On lead vocals: Most of us know Shaggy Butte as the Fictional Birthplace of Chris Isaak(TM), as stated on the Showtime original series The Chris Isaak Show... but it's also the REAL birthplace of America's most beloved fictional Chris Isaak! Local boy Gordon "Kris Isaac" Poothe has toured the nation's clubs with his rockin' tribute act, but now the pompadour's come home to roost.

On backing vocals: nationally-recognized 2003 American Idol auditionee Jennifer Planks! She may not have picked up a golden ticket to Hollywood, but she got something even better: a one-way bus ticket back to Shaggy Butte, where her true talents can be appreciated!

On guitar: None other than "Rocky" Biden, legendary adult nephew of Vice President Joe Biden! Not only is "Rocky" one of the nation's most well-regarded political adult nephews, he's also a master of shredding out the licks-- he's shared the stage with Boz Skaggs, pop-rock legend Jimmy Ray, and a combined plurality of the Doobie Brothers. Note: parents fear not, we've asked "Rocky" Biden to place stickers over the nipples and genitals of his world-famous "Slutocaster" guitar.
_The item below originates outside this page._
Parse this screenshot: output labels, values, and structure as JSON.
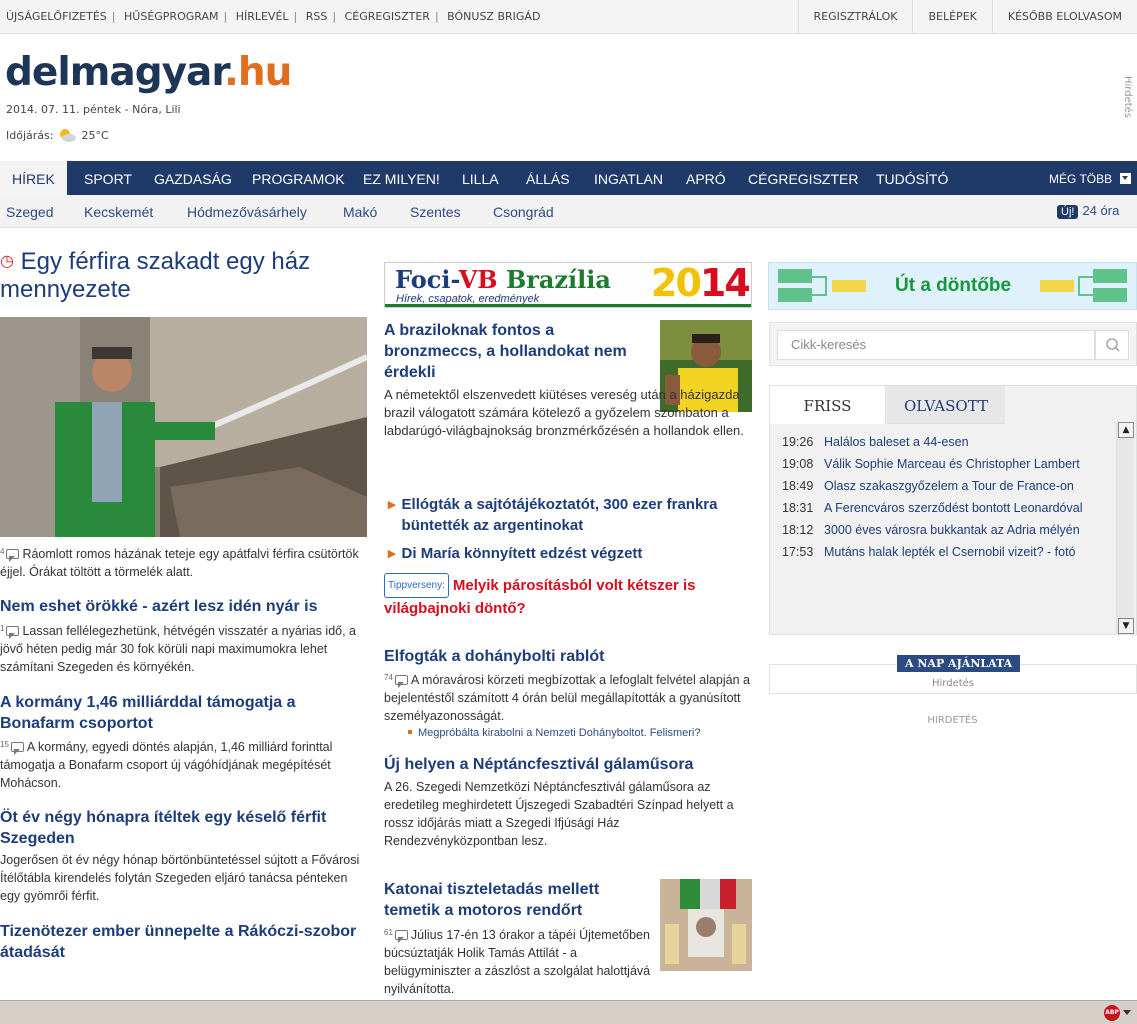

On bass guitar: Heavy metal legend and Shaggy Butte bass hero Lord Gnashtooth of the acclaimed black metal outfit Gutgorger! "Hell on earth awaits all who stand before my bowel-rending bass horror," enthuses Gnashtooth.

On drums and harmonizing vocals: Shaggy Butte is a town known for its healthy dog culture, so no local supergroup would be complete without a musical pooch! You've seen him every Saturday night on his cable access program, "Dogbeat," and now you can witness his phenomenal talent in person: Arf Garfunkel, the Musical Dog! Watch this amazing canine expertly paw at a full 360-degree Neil Peart-style drum kit-- you won't believe your eyes or your ears!


Better save your appetite for Sunday afternoon, because the 13th annual Rockin' Rib Roll Rock and Roll Rib Eating Contest for Rengstorff Syndrome Research is going to put your guts to the limit! KRUT-5 TV is proud to present this spectacular sauce-dripping bacchanal of culinary excess, emceed by local star Billy the Lunatic from KRUT Rock Radio 96.3-- and, of course, all the meaty proceeds go directly to Rengstorff research!

"Batten down your bibs, butterballs and blubberbutts, cause Billy the Lunatic is going to stuff you with more ribs that you can handle," says Billy the Lunatic. "Billy the Lunatic fears no consequences! I will stuff you until you are injured with meat! Ribs galore await the mouths of the brave-- help us find a cure for Rengstorff Syndrome and have a rib-rockin' great time in the process! Wahoo! Billy away!"

As if racks upon racks of delicious BBQ ribs weren't enough, we'll also have some very, very special guests cheering the contestants on! As we all know, due to the abandoned chemical plant melting through the ground and falling into our water table, Rengstorff Syndrome disproportionally affects children in Shaggy Butte, with over 1,200 cases per 10,000 live births. Help these brave little kids have an awesome time-- they'll be down in the rib gallery, staring up with their characteristic eyeless faces, their translucent skin stretched drum-tight over knobby-boned skulls, their long, skeletal fingers grasping at what they cannot see, their famous hollow, ghostly wails echoing through the plaza. Let's hear it for our Rengstorff buddies... there WILL be a cure!